Using fail and guardAgainst

So far, we've seen the use of filterOut, unexpected, empty, explain, and fail. As filterOut is to empty + explain, guardAgainst is to fail. The distinction between the two is really just the sort of the message or failure we are trying to produce. Something that is syntactic and recoverable really should be using filterOut and unexpected, but something that is more a property of the language, or extraneous verification should be using fail or guardAgainst. We might argue that the boolean/int distinction we made in the previous sections could have very easily just been modelled using "specialised" errors, since it's not so much a syntactic problem as a semantic one. Really, play around with both sorts and see which one you feel fits the tone of the error more.

Context-Awareness

It's interesting to recognise that filterOut is a more context-aware version of filter. That is to say that filterOut gets access to the parsed result in order to produce the message, whereas filter does not. guardAgainst is also context-aware. In this last part of the page, I want to explore how these combinators are defined, and show something we haven't yet touched upon: context-aware combinators.

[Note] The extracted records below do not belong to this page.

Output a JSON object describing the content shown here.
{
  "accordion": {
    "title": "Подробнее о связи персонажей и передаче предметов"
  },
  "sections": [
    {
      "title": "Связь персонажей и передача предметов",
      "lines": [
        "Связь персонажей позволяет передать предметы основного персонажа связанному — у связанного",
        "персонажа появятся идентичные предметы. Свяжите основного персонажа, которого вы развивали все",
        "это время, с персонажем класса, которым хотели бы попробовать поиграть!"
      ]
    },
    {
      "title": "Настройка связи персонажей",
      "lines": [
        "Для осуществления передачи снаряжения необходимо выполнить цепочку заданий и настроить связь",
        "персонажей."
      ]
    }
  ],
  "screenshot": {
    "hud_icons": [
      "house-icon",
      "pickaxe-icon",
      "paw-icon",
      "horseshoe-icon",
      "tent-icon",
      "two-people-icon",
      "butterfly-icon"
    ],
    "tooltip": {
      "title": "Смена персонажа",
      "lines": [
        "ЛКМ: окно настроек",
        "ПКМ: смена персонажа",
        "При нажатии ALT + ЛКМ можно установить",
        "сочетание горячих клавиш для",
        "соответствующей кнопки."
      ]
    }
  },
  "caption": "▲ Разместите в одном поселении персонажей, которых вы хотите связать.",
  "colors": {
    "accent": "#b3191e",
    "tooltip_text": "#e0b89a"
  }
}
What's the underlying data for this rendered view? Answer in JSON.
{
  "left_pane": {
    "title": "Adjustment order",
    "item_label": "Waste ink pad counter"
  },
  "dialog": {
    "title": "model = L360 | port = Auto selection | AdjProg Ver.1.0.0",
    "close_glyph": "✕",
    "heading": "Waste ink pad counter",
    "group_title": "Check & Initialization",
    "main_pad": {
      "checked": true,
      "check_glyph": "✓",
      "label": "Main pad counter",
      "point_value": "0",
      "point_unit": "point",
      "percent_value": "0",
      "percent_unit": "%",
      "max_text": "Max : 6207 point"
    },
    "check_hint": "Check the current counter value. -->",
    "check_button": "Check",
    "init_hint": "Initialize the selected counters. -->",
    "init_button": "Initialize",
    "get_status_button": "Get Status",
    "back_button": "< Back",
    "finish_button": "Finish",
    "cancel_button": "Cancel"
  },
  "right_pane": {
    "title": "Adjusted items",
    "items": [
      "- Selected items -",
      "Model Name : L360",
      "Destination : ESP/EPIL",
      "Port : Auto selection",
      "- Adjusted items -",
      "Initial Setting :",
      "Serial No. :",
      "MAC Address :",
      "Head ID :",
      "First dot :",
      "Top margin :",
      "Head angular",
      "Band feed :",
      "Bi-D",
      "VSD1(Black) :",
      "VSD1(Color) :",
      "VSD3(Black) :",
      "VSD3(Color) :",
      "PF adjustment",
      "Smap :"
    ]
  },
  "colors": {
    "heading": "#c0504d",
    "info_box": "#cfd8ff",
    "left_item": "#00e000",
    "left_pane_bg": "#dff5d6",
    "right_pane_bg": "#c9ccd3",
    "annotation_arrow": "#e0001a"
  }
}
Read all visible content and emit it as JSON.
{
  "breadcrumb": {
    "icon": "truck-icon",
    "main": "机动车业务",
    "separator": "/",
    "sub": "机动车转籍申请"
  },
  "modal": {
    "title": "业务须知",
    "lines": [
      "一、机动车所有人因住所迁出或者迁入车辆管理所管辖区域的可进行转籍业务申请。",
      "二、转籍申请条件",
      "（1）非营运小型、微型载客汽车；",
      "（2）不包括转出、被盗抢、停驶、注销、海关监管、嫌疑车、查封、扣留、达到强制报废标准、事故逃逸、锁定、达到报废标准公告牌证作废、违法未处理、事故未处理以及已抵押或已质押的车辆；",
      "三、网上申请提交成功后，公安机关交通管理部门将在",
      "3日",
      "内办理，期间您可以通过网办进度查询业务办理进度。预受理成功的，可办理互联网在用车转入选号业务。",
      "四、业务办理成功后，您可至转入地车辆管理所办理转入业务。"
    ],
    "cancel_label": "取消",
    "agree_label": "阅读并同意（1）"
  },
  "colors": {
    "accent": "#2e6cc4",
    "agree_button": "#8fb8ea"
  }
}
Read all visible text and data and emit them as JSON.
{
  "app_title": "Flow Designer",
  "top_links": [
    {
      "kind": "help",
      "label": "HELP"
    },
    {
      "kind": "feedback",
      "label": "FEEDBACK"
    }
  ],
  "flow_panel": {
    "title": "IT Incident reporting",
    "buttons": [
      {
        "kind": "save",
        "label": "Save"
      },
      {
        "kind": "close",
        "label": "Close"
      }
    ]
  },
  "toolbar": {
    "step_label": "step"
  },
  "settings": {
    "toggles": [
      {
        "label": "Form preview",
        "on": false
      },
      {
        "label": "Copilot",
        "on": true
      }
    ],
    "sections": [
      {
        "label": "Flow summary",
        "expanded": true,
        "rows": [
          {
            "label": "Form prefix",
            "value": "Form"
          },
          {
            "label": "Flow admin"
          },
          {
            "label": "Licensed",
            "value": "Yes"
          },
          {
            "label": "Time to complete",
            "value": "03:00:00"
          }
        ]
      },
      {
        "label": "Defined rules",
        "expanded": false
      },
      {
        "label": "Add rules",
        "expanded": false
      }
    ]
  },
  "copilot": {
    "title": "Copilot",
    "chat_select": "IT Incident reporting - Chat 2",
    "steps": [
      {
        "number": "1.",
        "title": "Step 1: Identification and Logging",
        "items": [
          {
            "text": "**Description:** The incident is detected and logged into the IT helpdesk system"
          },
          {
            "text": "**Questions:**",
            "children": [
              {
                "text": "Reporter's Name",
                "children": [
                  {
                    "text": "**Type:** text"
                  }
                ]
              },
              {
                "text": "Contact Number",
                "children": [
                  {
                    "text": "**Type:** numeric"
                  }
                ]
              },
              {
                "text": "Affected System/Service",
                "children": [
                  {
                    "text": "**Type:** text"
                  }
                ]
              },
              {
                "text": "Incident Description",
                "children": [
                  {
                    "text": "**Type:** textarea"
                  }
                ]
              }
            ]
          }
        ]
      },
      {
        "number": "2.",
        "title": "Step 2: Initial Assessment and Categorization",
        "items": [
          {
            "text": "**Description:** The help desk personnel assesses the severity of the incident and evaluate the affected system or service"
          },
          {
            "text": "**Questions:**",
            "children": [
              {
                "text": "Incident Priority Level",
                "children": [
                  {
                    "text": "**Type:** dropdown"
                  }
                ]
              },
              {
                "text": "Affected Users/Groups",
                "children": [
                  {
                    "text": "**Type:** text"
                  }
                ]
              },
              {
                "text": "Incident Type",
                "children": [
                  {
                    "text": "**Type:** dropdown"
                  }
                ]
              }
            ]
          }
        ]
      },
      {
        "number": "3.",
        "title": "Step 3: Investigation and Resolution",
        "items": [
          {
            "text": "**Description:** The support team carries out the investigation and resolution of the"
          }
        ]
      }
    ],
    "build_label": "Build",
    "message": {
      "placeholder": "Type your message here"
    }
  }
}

Generally, there are two sorts of context-aware combinators: the selective, and the monadic combinators. Roughly, a selective provides branching behaviour based on the result of a parser: this allows it to make combinators like filter, conditionals, when, whileP etc. Selectives are, at their core, given by the operation branch:

def branch[A, B, C](b: =>Parsley[Either[A, B]], l: =>Parsley[A => C], r: =>Parsley[B => C]): Parsley[C]
def select[A, B](p: =>Parsley[Either[A, B]], q: =>Parsley[A => B]): Parsley[B] = {
    branch(p, q, pure(identity[B]))
}

What branch does is will execute one of l and r, but not both, depending on what result b produces. More traditionally, select is the core operation, it only executes q if p returned a Left. Using branch we can start to implement some context-aware operations: here's a version of filter

def filter[A](f: A => Boolean, p: =>Parsley[A]) = {
    select(p.map(x => if (f(x)) Left(()) else Right(x)), empty)
}

This works by returning a Left(()) when the predicate fails and therefore executing empty. The reason I've mentioned the selectives first is that they are significantly cheaper in Parsley than the monadic operation flatMap. That being said, flatMap is strictly more powerful than branch could ever hope to be and can implement it:

def (p: =>Parsley[A]) flatMap[B](f: A => Parsley[B]): Parsley[B]
def branch[A, B, C](b: =>Parsley[Either[A, B]], l: =>Parsley[A => C], r: =>Parsley[B => C]): Parsley[C] = {
    b.flatMap {
        case Left(x) => l <*> pure(x)
        case Right(y) => r <*> pure(y)
    }
}

But easier still it can implement filter:

def filter[A](f: A => Boolean, p: =>Parsley[A]) = p.flatMap(x => {
    if (f(x)) pure(x)
    else empty
})

So, why am I mentioning it? Well, guardAgainst and filterOut are both implementable with flatMap but not branch. I say implementable in italics because, in reality, they are primitives to avoid the cost of a flatMap. But here they would be:

def filterOut[A](f: PartialFunction[A, String], p: =>Parsley[A]) = p.flatMap {
    case x if f.isDefinedAt(x) => empty.explain(f(x))
    case x => pure(x)
}

def guardAgainst[A](f: PartialFunction[A, String], p: =>Parsley[A]) = p.flatMap {
    case x if f.isDefinedAt(x) => fail(f(x))
    case x => pure(x)
}

The reason why this is of interest to us is that it gives you the tools you need to implement a variant of a filter which uses unexpected instead of empty, since this isn't currently exposed by Parsley. Another good reason to know about flatMap is that it gives us a taste of how to introduce much more powerful error messages based on contextual information. When we come to do context-sensitive parsers in the final part of this series, however, we will be avoiding flatMap in favour of using registers and selectives.